La directive proposée vise à établir un cadre au niveau de l'Union pour que certaines interdictions de conduire produisent leurs effets dans l'ensemble de l'Union afin de prévenir l'impunité relative des auteurs d'infractions routières graves non-résidents. Elle prévoit que l'État membre qui a délivré le permis de conduire de l'auteur d'une telle infraction (l'État membre de délivrance) soit tenu de mettre en œuvre, dans des conditions déterminées et conformément à sa propre législation nationale, une interdiction de conduire imposée par l'État membre dans lequel une infraction grave en matière de sécurité routière a été commise.

Les dispositions de la directive seront intégrées dans la directive révisée sur le permis de conduire.

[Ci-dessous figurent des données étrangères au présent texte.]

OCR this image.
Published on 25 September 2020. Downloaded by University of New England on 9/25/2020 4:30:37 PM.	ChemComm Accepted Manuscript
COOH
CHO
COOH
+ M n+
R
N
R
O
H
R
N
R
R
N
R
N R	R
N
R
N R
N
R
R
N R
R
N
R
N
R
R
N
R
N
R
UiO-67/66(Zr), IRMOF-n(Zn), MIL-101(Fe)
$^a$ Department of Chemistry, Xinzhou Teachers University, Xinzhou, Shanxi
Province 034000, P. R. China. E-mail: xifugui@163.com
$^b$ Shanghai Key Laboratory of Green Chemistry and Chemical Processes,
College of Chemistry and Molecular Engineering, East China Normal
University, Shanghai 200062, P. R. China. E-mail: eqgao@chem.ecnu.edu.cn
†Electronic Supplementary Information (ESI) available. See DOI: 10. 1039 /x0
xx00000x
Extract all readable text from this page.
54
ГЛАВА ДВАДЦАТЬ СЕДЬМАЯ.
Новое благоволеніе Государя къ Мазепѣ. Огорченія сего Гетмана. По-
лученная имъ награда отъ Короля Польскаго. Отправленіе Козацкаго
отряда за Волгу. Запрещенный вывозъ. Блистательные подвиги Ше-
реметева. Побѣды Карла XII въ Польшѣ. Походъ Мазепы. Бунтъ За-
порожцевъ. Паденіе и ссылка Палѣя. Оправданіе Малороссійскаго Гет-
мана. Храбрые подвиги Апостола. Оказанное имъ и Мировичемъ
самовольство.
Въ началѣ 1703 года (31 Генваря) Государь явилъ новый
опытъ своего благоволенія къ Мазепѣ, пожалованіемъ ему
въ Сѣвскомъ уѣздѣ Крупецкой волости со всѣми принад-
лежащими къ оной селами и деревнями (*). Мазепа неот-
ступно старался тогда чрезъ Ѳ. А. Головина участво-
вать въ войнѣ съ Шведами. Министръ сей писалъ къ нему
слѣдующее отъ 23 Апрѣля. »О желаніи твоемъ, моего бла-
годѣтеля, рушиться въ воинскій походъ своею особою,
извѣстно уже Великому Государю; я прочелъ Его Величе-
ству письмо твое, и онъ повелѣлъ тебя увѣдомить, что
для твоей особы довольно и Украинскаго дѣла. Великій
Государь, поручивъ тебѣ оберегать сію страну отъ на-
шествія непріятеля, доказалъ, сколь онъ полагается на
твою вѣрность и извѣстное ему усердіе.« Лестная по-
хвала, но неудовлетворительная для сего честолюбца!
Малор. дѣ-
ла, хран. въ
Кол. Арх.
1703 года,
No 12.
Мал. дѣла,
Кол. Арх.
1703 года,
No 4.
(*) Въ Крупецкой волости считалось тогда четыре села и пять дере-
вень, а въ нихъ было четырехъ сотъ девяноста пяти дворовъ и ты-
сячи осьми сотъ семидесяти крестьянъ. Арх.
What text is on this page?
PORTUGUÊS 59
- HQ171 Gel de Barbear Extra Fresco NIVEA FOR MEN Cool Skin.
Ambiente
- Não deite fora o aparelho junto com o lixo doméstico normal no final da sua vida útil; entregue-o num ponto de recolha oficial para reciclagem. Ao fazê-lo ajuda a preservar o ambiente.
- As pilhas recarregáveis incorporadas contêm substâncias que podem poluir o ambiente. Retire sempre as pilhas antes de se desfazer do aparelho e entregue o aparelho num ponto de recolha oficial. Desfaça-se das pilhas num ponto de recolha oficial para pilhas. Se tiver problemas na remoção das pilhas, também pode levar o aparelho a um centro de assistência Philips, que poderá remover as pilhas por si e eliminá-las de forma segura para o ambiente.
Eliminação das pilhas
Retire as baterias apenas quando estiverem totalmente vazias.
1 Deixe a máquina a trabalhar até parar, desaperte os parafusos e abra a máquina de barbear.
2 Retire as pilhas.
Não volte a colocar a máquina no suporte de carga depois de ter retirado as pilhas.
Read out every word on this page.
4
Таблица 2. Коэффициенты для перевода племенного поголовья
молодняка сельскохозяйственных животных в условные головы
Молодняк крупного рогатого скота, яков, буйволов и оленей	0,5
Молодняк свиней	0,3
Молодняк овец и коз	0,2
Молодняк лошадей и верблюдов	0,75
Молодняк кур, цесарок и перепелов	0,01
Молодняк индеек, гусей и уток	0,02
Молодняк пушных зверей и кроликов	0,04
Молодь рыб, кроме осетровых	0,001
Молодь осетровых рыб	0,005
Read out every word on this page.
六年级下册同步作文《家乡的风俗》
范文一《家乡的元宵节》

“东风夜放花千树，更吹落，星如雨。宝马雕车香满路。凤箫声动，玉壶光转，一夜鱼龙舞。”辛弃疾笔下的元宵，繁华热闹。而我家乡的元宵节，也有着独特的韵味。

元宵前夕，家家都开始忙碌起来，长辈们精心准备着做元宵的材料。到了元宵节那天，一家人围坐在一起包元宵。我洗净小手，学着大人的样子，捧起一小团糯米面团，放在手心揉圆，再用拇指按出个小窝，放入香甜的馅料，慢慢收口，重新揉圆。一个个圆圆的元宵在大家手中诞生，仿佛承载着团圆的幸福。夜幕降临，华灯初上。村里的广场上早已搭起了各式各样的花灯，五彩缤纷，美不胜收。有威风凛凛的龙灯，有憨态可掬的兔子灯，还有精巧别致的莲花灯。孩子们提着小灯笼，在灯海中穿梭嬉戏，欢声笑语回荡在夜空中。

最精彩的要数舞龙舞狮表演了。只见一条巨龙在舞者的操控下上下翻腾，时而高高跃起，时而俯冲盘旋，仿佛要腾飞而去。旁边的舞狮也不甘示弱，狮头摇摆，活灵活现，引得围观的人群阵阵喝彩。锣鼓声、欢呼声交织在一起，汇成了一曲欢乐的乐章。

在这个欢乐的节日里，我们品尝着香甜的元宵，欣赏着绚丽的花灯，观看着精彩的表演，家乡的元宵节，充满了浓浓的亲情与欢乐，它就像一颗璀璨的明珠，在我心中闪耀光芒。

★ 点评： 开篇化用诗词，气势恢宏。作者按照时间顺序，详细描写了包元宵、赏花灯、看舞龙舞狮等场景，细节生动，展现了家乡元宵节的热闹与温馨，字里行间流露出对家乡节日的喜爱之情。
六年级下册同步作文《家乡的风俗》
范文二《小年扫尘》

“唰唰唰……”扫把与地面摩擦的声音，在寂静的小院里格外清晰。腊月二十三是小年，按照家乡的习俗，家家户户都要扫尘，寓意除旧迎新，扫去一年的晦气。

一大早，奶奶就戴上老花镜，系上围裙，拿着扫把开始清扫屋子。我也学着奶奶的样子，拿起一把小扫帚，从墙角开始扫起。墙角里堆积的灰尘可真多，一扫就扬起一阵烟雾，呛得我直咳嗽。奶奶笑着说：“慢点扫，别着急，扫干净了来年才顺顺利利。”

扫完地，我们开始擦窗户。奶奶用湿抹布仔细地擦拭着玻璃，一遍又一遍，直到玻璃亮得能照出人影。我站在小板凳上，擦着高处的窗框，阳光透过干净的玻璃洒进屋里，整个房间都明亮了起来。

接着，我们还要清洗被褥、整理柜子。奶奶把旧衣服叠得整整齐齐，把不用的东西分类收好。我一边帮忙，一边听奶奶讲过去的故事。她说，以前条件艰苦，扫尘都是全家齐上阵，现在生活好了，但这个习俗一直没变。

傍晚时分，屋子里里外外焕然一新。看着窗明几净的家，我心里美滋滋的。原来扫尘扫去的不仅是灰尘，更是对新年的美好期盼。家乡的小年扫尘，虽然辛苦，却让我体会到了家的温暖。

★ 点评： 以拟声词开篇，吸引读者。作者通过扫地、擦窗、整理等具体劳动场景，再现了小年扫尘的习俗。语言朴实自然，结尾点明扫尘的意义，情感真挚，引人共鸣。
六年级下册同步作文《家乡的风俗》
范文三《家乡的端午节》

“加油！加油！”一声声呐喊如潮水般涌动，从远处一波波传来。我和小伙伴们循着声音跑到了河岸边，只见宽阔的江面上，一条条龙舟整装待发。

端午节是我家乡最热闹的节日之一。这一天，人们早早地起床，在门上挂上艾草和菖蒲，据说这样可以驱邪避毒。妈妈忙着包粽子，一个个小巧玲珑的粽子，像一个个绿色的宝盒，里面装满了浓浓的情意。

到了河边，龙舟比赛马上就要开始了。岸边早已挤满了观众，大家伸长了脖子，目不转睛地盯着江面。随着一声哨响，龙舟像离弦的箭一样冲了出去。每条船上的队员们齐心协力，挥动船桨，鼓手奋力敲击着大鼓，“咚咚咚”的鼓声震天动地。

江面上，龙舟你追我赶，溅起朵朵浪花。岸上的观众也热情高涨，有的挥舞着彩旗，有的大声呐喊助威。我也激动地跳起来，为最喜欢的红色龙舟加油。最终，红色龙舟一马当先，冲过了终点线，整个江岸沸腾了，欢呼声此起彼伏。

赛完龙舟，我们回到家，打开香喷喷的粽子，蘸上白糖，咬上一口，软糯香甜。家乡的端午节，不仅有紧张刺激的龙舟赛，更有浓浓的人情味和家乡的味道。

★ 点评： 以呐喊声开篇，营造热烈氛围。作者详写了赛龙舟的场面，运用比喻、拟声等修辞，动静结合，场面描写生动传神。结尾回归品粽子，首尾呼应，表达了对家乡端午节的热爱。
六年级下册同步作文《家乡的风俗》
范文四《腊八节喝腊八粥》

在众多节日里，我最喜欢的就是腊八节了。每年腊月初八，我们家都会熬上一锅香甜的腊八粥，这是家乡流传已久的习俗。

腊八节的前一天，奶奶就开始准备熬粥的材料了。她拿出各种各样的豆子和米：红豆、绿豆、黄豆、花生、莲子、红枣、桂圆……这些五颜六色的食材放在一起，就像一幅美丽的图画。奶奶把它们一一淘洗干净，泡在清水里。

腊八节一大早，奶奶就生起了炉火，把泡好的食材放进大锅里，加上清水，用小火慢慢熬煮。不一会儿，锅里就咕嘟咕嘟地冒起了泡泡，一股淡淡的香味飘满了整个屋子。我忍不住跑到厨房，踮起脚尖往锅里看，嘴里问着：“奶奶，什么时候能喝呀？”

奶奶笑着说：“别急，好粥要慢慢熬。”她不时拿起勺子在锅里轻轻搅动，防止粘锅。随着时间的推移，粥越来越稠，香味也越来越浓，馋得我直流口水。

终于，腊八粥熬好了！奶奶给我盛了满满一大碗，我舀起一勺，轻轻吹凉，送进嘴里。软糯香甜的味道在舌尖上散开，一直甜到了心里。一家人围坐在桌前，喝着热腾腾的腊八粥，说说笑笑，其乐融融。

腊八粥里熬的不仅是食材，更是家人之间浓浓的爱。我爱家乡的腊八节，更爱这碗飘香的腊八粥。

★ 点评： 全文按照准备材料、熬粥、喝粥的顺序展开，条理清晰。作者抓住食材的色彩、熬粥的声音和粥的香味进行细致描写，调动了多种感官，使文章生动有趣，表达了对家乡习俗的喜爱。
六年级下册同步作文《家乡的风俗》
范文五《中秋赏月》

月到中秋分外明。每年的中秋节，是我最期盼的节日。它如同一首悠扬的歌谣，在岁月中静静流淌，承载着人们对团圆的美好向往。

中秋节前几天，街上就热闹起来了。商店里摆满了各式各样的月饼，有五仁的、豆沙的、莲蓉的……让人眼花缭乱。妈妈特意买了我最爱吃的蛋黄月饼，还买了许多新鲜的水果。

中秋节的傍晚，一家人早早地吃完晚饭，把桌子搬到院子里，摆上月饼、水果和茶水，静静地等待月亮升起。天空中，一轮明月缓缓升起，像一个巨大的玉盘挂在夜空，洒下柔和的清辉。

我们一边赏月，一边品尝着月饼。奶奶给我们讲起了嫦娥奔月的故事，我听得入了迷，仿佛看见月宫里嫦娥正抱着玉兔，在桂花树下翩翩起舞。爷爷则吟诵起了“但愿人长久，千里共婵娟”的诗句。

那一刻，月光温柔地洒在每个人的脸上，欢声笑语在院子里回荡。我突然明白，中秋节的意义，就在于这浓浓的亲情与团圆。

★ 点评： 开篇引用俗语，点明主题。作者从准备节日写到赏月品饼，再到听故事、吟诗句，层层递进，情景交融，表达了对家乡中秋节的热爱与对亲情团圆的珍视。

Les principaux éléments de la position du Conseil sont les suivants:

- afin de réduire les comportements dangereux au volant à l’étranger, les décisions de retrait, de suspension ou de restriction d’un permis de conduire seront transmises au pays de l’UE qui a délivré le document, afin de garantir l’exécution transfrontière des sanctions;

- les autorités nationales devront s’informer mutuellement, sans retard injustifié, des décisions de déchéance du droit de conduire liées aux infractions routières les plus graves telles que l’excès de vitesse, la conduite sous l’influence de l’alcool ou de stupéfiants, entraînant la mort ou des dommages corporels graves à la suite d’une infraction routière;

- seules les déchéances d’une durée supérieure à trois mois relèveront du champ d’application de la directive;

- la notification à l'État membre de délivrance de l'interdiction de conduire devra être transmise par voie électronique au moyen d'un certificat type pour la notification d'une interdiction de conduire. Le certificat devra contenir les coordonnées de l'autorité de l'État membre de l'infraction, qui a imposé l'interdiction de conduire, l'infraction entraînant l'interdiction de conduire qui a été commise, l'interdiction de conduire qui en a résulté et la personne faisant l'objet de l'interdiction de conduire;

- le certificat type d'interdiction de conduire sera transmis dans toute langue officielle des institutions de l'Union qui est une langue officielle de l'État membre de délivrance, ou dans toute autre langue officielle des institutions de l'Union que l'État membre de délivrance a acceptée;

- l'État membre de délivrance devra veiller à ce que ses autorités compétentes aient le pouvoir de mettre en œuvre un retrait, une suspension ou une restriction du permis de conduire sur la base d'une interdiction de conduire qui leur a été notifiée;

- l’État membre qui a délivré le permis de conduire pourra décider de ne pas mettre en œuvre une décision de déchéance du droit de conduire lorsque celle-ci est uniquement fondée sur une infraction d’excès de vitesse où la limite de vitesse a été dépassée de moins de 50 km/h;

- l'État membre qui a délivré le permis de conduire devra, dans la mesure du possible, informer l’auteur de l’infraction dans un délai de 20 jours ouvrables à compter de la réception de la notification de déchéance de la part de l’État membre dans lequel l’infraction a été commise. L’État membre qui a délivré le permis de conduire pourra appliquer des mesures supplémentaires en faveur de la sécurité routière allant au-delà de celles prévues dans la déchéance;

- cinq ans après l’entrée en vigueur de la directive, et tous les cinq ans par la suite, la Commission examinera la possibilité d’étendre son application aux décisions de déchéance du droit de conduire résultant d’infractions routières supplémentaires, ainsi que les possibilités d’améliorer encore le réseau des permis de conduire de l’Union en vue de réduire la charge administrative et d’optimiser le processus de notification.